Also known as being “ghosted”, this is when a person you are interested in simply disappears out of your life without any explanation.
I say ‘interest’ rather than ‘love’ because even though it seems like you are in love, and this is your dream, it is not the healthy relationship you really desire.
Knowing how to stop caring about someone, or even a world full of them is a learning experience I haven’t come across.
It isn’t something that comes naturally, as your mind so often gets thrown into overdrive and can’t find its way out.
You end up getting angry when someone says something that hurts your feelings or your ears, as though they’ve said something that’s racist or has insulted your character or whatever other it is that tickles your fancy.
In the end, your mind doesn’t want to know and you can’t shut it off.
You’ll even start to second guess everything that person says, such as to stay away from the buffet table because you know they’re full of calories and fatty foods.
Oh no, they’re not thinking like that, are they?
If you want to feel a thousand times better about a person, you can’t be seeing them as an opportunity to find them a partner.
Sure, dating someone new and seeing them on dates is a great way to get closer and maybe even have something good happen. However, don’t try to replace the woman or man in your life because you’re dating them.
If you spend your time dating around and meeting a bunch of women who have a lot of potentials, then you’re missing out on all of the good people in your life.
There’s no way you can feel okay with spending your time with someone you don’t like, or one that you don’t have a strong connection.
If you’re considering a relationship with a friend or an acquaintance, realize that no matter how good the person is, it can’t work.
You are not two people and you have no relationship with this person
They are just some person you’re close with that happened to make some really good connections with you. They’re not a significant other and that will never work out.
This relationship is going to end at some point and the only thing you can do to ensure that it doesn’t is to not care about the person’s dating life.
If they end up having a life event that knocks them back into your life, you can be there for them in whatever way you can.
If they get married, then congratulate them. If they get a puppy, then feel a bit sad.
But then move on because no one person should have such a huge place in your life.
You see, when we pursue relationships, we are chasing our desires, and because we want to feel loved and important, we give up our own freedom and make ourselves vulnerable.
This is what we do so we can be “needed” and loved, and get our needs met.
We are born with needs, we grow up with desires, and we spend a lot of our adult lives working hard to satisfy those needs and desires.
We want to love and we want to be loved
We want to be seen and heard and we want to feel like we matter. We want to be held and cared for and cared about.
We want to be needed and appreciated and when we are not met, we often complain and go looking for another person to fulfill those needs.
It is not easy to be alone when we are so used to wanting to be with others. The good news is that when we are alone, we can decide whether we want to pursue a relationship or we don’t want one.
Love and relationship don’t always last forever. We don’t always get what we want, and relationships aren’t always fun.
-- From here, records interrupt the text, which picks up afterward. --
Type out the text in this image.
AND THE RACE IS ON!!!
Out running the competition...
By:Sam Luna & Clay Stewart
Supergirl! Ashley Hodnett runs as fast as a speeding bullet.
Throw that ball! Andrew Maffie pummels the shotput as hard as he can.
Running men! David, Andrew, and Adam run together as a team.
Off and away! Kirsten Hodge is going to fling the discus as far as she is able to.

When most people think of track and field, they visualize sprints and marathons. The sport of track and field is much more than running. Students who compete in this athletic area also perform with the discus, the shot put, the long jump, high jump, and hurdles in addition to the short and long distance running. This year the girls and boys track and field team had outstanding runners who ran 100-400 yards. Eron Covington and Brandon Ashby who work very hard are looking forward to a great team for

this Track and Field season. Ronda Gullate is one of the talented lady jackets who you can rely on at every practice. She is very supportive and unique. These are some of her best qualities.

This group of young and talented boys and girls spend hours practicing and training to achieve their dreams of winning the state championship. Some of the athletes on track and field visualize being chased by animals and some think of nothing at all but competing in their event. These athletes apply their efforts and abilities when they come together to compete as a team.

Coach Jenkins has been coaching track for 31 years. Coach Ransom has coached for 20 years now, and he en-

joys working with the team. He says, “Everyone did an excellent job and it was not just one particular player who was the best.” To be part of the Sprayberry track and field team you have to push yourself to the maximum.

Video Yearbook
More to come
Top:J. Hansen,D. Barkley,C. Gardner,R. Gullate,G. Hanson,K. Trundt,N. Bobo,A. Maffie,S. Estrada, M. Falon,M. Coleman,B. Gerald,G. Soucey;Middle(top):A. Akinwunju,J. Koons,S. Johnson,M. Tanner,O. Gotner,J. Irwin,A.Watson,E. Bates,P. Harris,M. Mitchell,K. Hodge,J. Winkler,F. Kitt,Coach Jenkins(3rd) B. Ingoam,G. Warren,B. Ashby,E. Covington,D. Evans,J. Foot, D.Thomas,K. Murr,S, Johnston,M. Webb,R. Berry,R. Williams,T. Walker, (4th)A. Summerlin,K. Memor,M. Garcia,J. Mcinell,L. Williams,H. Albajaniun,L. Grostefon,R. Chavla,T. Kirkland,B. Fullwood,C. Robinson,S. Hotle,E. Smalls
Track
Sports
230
But it’s possible to let go of the fantasy of being in a relationship and explore life on your own.
How to know if you want a relationship or a friendship
Every relationship that you are a part of, whether it’s a romantic one or not, should be a choice.
You should not feel obligated to be with that person. Even if you are emotionally attached, it should not make you feel obligated to go out and find someone else to fill your needs.
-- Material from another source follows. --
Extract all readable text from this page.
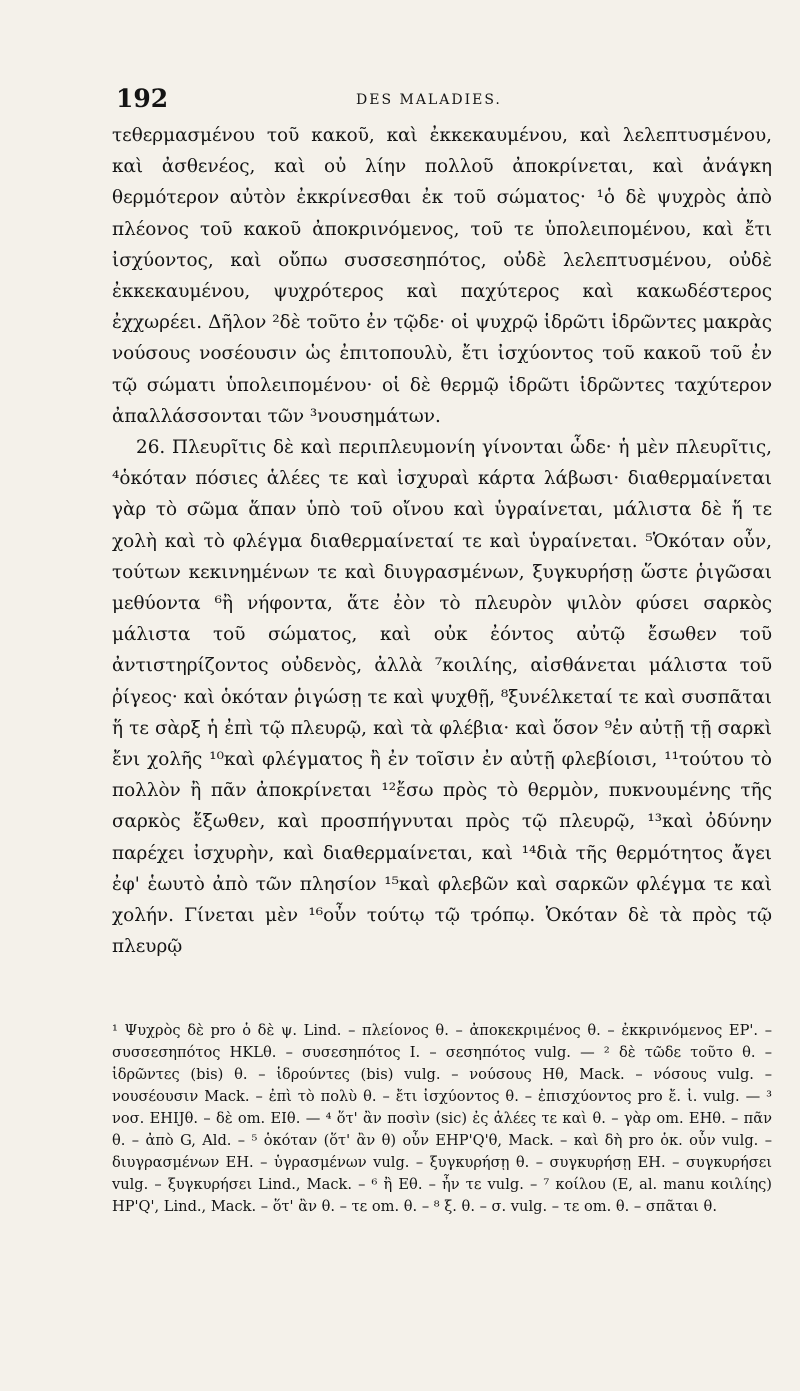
192	DES MALADIES.

τεθερμασμένου τοῦ κακοῦ, καὶ ἐκκεκαυμένου, καὶ λελεπτυσμένου, καὶ ἀσθενέος, καὶ οὐ λίην πολλοῦ ἀποκρίνεται, καὶ ἀνάγκη θερμότερον αὐτὸν ἐκκρίνεσθαι ἐκ τοῦ σώματος· ¹ὁ δὲ ψυχρὸς ἀπὸ πλέονος τοῦ κακοῦ ἀποκρινόμενος, τοῦ τε ὑπολειπομένου, καὶ ἔτι ἰσχύοντος, καὶ οὔπω συσσεσηπότος, οὐδὲ λελεπτυσμένου, οὐδὲ ἐκκεκαυμένου, ψυχρότερος καὶ παχύτερος καὶ κακωδέστερος ἐχχωρέει. Δῆλον ²δὲ τοῦτο ἐν τῷδε· οἱ ψυχρῷ ἱδρῶτι ἱδρῶντες μακρὰς νούσους νοσέουσιν ὡς ἐπιτοπουλὺ, ἔτι ἰσχύοντος τοῦ κακοῦ τοῦ ἐν τῷ σώματι ὑπολειπομένου· οἱ δὲ θερμῷ ἱδρῶτι ἱδρῶντες ταχύτερον ἀπαλλάσσονται τῶν ³νουσημάτων.

26. Πλευρῖτις δὲ καὶ περιπλευμονίη γίνονται ὧδε· ἡ μὲν πλευρῖτις, ⁴ὁκόταν πόσιες ἁλέες τε καὶ ἰσχυραὶ κάρτα λάβωσι· διαθερμαίνεται γὰρ τὸ σῶμα ἅπαν ὑπὸ τοῦ οἴνου καὶ ὑγραίνεται, μάλιστα δὲ ἥ τε χολὴ καὶ τὸ φλέγμα διαθερμαίνεταί τε καὶ ὑγραίνεται. ⁵Ὁκόταν οὖν, τούτων κεκινημένων τε καὶ διυγρασμένων, ξυγκυρήσῃ ὥστε ῥιγῶσαι μεθύοντα ⁶ἢ νήφοντα, ἅτε ἐὸν τὸ πλευρὸν ψιλὸν φύσει σαρκὸς μάλιστα τοῦ σώματος, καὶ οὐκ ἐόντος αὐτῷ ἔσωθεν τοῦ ἀντιστηρίζοντος οὐδενὸς, ἀλλὰ ⁷κοιλίης, αἰσθάνεται μάλιστα τοῦ ῥίγεος· καὶ ὁκόταν ῥιγώσῃ τε καὶ ψυχθῇ, ⁸ξυνέλκεταί τε καὶ συσπᾶται ἥ τε σὰρξ ἡ ἐπὶ τῷ πλευρῷ, καὶ τὰ φλέβια· καὶ ὅσον ⁹ἐν αὐτῇ τῇ σαρκὶ ἔνι χολῆς ¹⁰καὶ φλέγματος ἢ ἐν τοῖσιν ἐν αὐτῇ φλεβίοισι, ¹¹τούτου τὸ πολλὸν ἢ πᾶν ἀποκρίνεται ¹²ἔσω πρὸς τὸ θερμὸν, πυκνουμένης τῆς σαρκὸς ἔξωθεν, καὶ προσπήγνυται πρὸς τῷ πλευρῷ, ¹³καὶ ὀδύνην παρέχει ἰσχυρὴν, καὶ διαθερμαίνεται, καὶ ¹⁴διὰ τῆς θερμότητος ἄγει ἐφ' ἑωυτὸ ἀπὸ τῶν πλησίον ¹⁵καὶ φλεβῶν καὶ σαρκῶν φλέγμα τε καὶ χολήν. Γίνεται μὲν ¹⁶οὖν τούτῳ τῷ τρόπῳ. Ὁκόταν δὲ τὰ πρὸς τῷ πλευρῷ

¹ Ψυχρὸς δὲ pro ὁ δὲ ψ. Lind. – πλείονος θ. – ἀποκεκριμένος θ. – ἐκκρινόμενος EP'. – συσσεσηπότος HKLθ. – συσεσηπότος I. – σεσηπότος vulg. — ² δὲ τῶδε τοῦτο θ. – ἱδρῶντες (bis) θ. – ἱδρούντες (bis) vulg. – νούσους Hθ, Mack. – νόσους vulg. – νουσέουσιν Mack. – ἐπὶ τὸ πολὺ θ. – ἔτι ἰσχύοντος θ. – ἐπισχύοντος pro ἔ. ἰ. vulg. — ³ νοσ. EHIJθ. – δὲ om. EIθ. — ⁴ ὅτ' ἂν ποσὶν (sic) ἐς ἁλέες τε καὶ θ. – γὰρ om. EHθ. – πᾶν θ. – ἀπὸ G, Ald. – ⁵ ὁκόταν (ὅτ' ἂν θ) οὖν EHP'Q'θ, Mack. – καὶ δὴ pro ὁκ. οὖν vulg. – διυγρασμένων EH. – ὑγρασμένων vulg. – ξυγκυρήσῃ θ. – συγκυρήσῃ EH. – συγκυρήσει vulg. – ξυγκυρήσει Lind., Mack. – ⁶ ἢ Eθ. – ἦν τε vulg. – ⁷ κοίλου (E, al. manu κοιλίης) HP'Q', Lind., Mack. – ὅτ' ἂν θ. – τε om. θ. – ⁸ ξ. θ. – σ. vulg. – τε om. θ. – σπᾶται θ.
It should make you feel good to be your own company.
When you are single and you find someone that you like, you should feel good about the relationship because you are choosing to be in it.
When you are not single, you have to choose to be in a relationship, and that is never a good place to be in your life.
In fact, it can be very depressing.
A relationship should enhance who you are as a person and not take away from who you are. Don’t let it ruin you or take away from your life.
That should be your choice.
If you are happy being on your own, there is no reason to rush to be in a relationship. If you like the company of your friends, there is no reason to find more friends to be around.
When you are in a relationship, you should be with someone who appreciates you and who is also who you are.